One of the many things you learn playing baseball – perhaps playing any sport – is to accept what is out of your control. Sometimes the ball has eyes and finds the gap. Sometimes you hit into a double play with the bases loaded.
I went 0-fo-5 yesterday after a good game at the plate on Opening Day. But believe me when I tell you there was no difference – meaning that I wasn’t “on” one day and “off” the next. I felt good last night. I hit the ball well. Some days it goes right at people. Some days it gets through.
That’s baseball. A few inches one way or the other, and it’s a different game. Randy Johnson’s pitch to Gallardo last night, for example. We wanted a fastball higher than the letters on his chest so he would chase it for the third strike. The ball wasn’t as high as it needed to be. That kid is a good hitter, too, don’t forget. But if the pitch is just a little bit higher, we get him.
This game so often comes down to the slightest of margins, the tiniest bits of bad luck.
To tell you the truth, I never thought we were out of it last night. I always expected we’d come back. But we’re going to have many more chances, so you can’t dwell on what didn’t work for us last night. You have to just get ready for today’s game.
As for Tim on Opening Day, I was thinking he might have a tough day even when we were warming up in the bullpen. When he walked the first batter and hit the third, I went out to talk to him. I’m not going to tell him anything about mechanics, of course.
“Keep battling,” I said. “Keep grinding it out. You’re going to get out of it.”
He didn’t have command of his fastball or his curveball. Usually if one isn’t working, he has the other. But people have to remember this kid is a human being. He’s not a machine. I admired how he kept fighting out there. That’s one of the beautiful things about baseball. The days when you really aren’t at the top of your game are the days when you test yourself the most. Those are the days you earn your money.
And afterward I told Tim that sometimes you need to struggle to come back stronger. You have to keep it all in perspective, too, which is tougher when you’re young. There are way more important things to worry about than giving up some walks or going 0-for-5.

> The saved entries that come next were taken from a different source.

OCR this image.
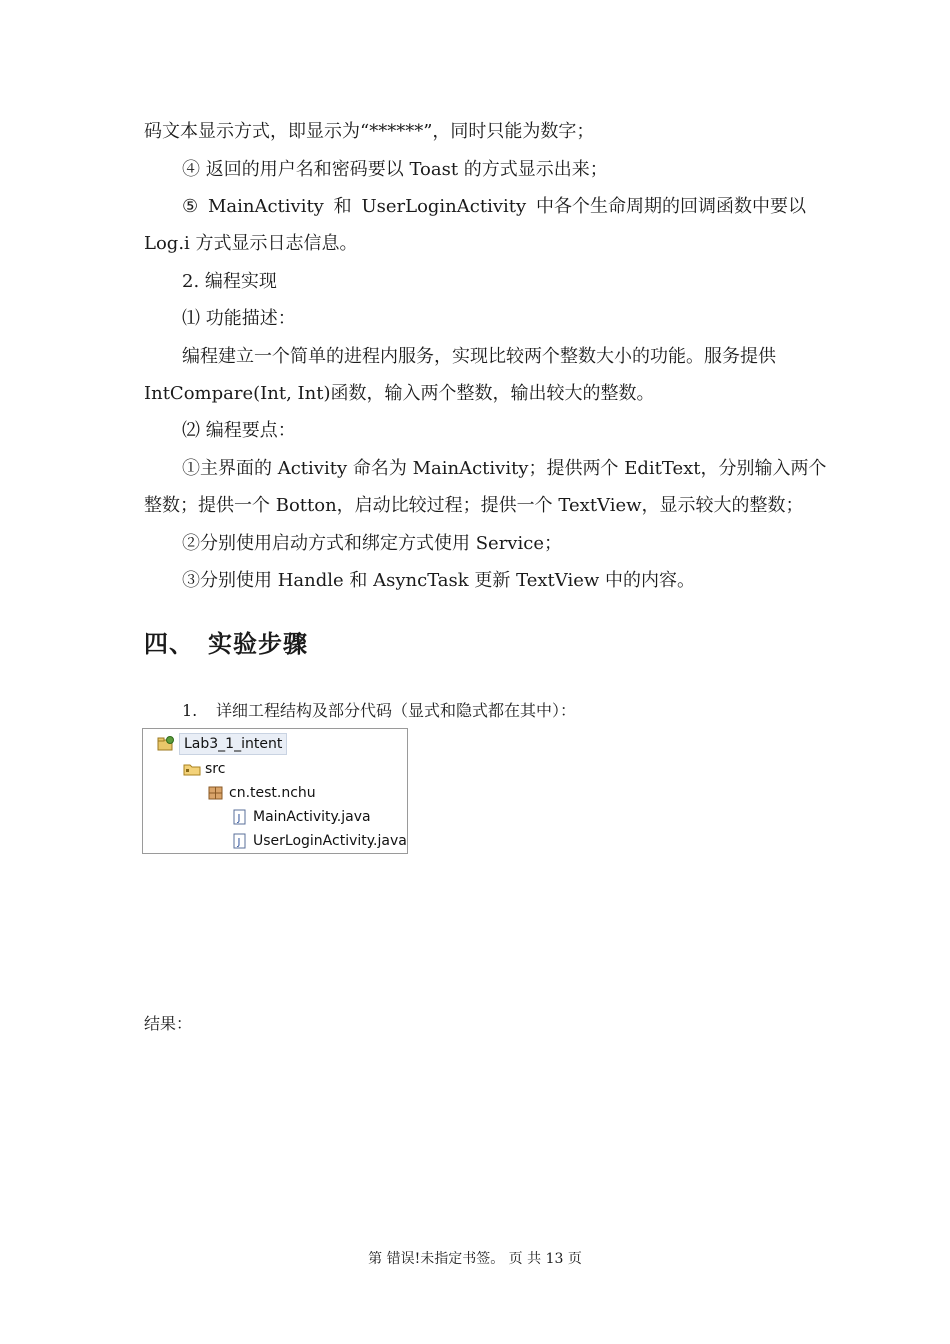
码文本显示方式，即显示为“******”，同时只能为数字；
④ 返回的用户名和密码要以 Toast 的方式显示出来；
⑤ MainActivity 和 UserLoginActivity 中各个生命周期的回调函数中要以
Log.i 方式显示日志信息。
2. 编程实现
⑴ 功能描述：
编程建立一个简单的进程内服务，实现比较两个整数大小的功能。服务提供
IntCompare(Int, Int)函数，输入两个整数，输出较大的整数。
⑵ 编程要点：
①主界面的 Activity 命名为 MainActivity；提供两个 EditText，分别输入两个
整数；提供一个 Botton，启动比较过程；提供一个 TextView，显示较大的整数；
②分别使用启动方式和绑定方式使用 Service；
③分别使用 Handle 和 AsyncTask 更新 TextView 中的内容。
四、 实验步骤
1. 详细工程结构及部分代码（显式和隐式都在其中）：
Lab3_1_intent
src
cn.test.nchu
J MainActivity.java
J UserLoginActivity.java
结果：
第 错误!未指定书签。 页 共 13 页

Today was the worst kind of reminder of that. I keep thinking about Nick Adenhart, the young Angels pitcher killed by a drunk driver last night. It’s the kind of news that gives you the chills. Makes you shake. We’re playing a game, but once those lights go out in the ballpark, it’s real life out there. I keep thinking how you can be doing everything 100 percent right, but some other guy right next to you isn’t doing the right thing and you pay the price.
I keep thinking that if Adenhart’s car had entered the intersection two seconds earlier or two seconds later, maybe he goes home thinking about his next start.
The slightest of margins, the tiniest bits of bad luck.